Founding of a non-profit Field Station
Lacawac in the 1960's
Long winter evenings found Isabel Watres and her son, Arthur, reading. Two books by Fairfield Osborne, "This Plundered Planet" and "The Limits of the Earth," had a profound influence on them. What, they wondered, would become of Lacawac after they were no longer here? Attempts to interest the local government in preserving Lacawac from developmental excesses, on the basis of its sheer beauty, were unsuccessful. Beauty does not pay taxes! The Watreses decided to make a trip to the Museum of Natural History in New York in search of author Fairfield Osborne, for his advice.
At the Museum they were befriended by Dr. Richard Pough. In that year (1952) Dr. Pough was the first president of the newly established Nature Conservancy. Having become members of the Conservancy, the Watreses, at Pough's suggestion, went to speak to Dr. Radclyffe Roberts, the Director of the Academy of Natural Sciences, in Philadelphia. The Academy was becoming an important research center for aquatic ecology under the guidance of a dynamic scientist, Dr. Ruth Patrick.
On a cold winter day, Drs. Roberts and Patrick made a visit to Lacawac. Dr. Patrick observed that Lake Lacawac was probably the southernmost unpolluted glacial lake in the United States, and that it would be invaluable as a baseline lake for research and education. For the past forty years, man's touch at Lacawac had been light, thereby protecting the watershed. Continued control over Lacawac, to protect the integrity of the Lake, would provide a living laboratory for research projects. To that point, the Watreses had felt that the beauty of Lacawac alone provided a basis for protecting the land. Now they had a serious, humanistic rationale for protecting Lacawac, and one that might attract support over time.

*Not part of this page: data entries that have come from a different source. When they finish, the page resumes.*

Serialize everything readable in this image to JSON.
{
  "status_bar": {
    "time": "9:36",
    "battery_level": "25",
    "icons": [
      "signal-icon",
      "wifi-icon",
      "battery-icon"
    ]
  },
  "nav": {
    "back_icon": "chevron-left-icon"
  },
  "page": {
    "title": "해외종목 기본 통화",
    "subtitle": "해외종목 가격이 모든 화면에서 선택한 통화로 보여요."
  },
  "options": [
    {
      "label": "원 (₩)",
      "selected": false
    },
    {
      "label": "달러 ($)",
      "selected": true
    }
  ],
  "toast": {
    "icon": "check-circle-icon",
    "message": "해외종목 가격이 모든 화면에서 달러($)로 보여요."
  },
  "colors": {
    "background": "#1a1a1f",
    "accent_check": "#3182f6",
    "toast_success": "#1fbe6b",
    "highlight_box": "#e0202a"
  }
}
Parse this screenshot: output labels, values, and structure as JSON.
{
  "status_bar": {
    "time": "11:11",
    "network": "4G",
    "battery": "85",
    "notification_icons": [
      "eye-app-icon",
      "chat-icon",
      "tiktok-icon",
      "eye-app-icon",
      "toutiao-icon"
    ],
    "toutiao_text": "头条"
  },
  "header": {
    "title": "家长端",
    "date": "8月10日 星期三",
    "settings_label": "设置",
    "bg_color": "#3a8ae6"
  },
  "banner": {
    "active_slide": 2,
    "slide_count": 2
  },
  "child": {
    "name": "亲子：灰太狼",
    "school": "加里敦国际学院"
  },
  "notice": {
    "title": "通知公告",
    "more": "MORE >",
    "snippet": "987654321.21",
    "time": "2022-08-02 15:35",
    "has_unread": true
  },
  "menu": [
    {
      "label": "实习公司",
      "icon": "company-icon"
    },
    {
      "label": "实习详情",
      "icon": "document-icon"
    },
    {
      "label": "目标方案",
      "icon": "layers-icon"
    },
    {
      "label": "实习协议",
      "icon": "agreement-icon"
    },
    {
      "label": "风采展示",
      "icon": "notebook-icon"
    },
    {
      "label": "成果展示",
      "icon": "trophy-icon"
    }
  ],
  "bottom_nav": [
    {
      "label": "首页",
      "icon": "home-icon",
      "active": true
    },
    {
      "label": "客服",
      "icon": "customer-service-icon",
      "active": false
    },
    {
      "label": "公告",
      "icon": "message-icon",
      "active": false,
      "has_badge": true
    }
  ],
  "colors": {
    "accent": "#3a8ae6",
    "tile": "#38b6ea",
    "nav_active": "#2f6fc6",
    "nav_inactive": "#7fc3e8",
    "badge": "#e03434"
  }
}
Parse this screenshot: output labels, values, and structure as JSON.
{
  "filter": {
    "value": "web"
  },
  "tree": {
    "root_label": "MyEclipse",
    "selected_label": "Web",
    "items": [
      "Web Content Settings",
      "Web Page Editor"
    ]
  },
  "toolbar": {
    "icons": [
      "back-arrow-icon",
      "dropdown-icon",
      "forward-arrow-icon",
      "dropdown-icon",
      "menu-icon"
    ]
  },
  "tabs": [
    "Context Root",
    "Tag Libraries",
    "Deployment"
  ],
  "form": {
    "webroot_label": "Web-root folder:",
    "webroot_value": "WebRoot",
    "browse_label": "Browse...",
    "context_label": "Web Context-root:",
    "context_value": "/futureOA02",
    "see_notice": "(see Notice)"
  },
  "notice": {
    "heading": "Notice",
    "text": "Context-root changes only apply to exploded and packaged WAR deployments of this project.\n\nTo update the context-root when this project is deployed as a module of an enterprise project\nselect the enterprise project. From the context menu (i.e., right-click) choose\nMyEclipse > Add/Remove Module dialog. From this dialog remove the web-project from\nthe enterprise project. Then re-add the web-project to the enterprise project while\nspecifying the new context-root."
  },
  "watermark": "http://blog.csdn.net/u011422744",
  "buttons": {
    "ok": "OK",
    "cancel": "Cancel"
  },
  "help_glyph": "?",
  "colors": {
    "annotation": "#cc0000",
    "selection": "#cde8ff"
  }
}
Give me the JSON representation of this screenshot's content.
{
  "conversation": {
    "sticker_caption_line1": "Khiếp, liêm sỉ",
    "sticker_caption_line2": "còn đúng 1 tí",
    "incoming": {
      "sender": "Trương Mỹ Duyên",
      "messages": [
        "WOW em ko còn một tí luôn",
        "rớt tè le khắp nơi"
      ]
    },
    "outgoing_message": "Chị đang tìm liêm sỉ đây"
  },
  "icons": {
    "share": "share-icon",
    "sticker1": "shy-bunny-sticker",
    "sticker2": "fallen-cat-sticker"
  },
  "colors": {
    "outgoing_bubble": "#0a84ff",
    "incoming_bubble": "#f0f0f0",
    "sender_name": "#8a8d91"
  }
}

The Watreses spent the next fourteen years endeavoring to find an institutional partner to provide strength, stability and significant programs at Lacawac. Having failed to find an institutional partner of recognized strength and stature, the Watreses formed the Lacawac Sanctuary Foundation in 1966, and turned over the lake, most of the infrastructure and much of the land to it. By 1967, the Sanctuary had become a field laboratory for scientists from the Academy of Natural Sciences and for researchers and graduate students from the University of Pennsylvania.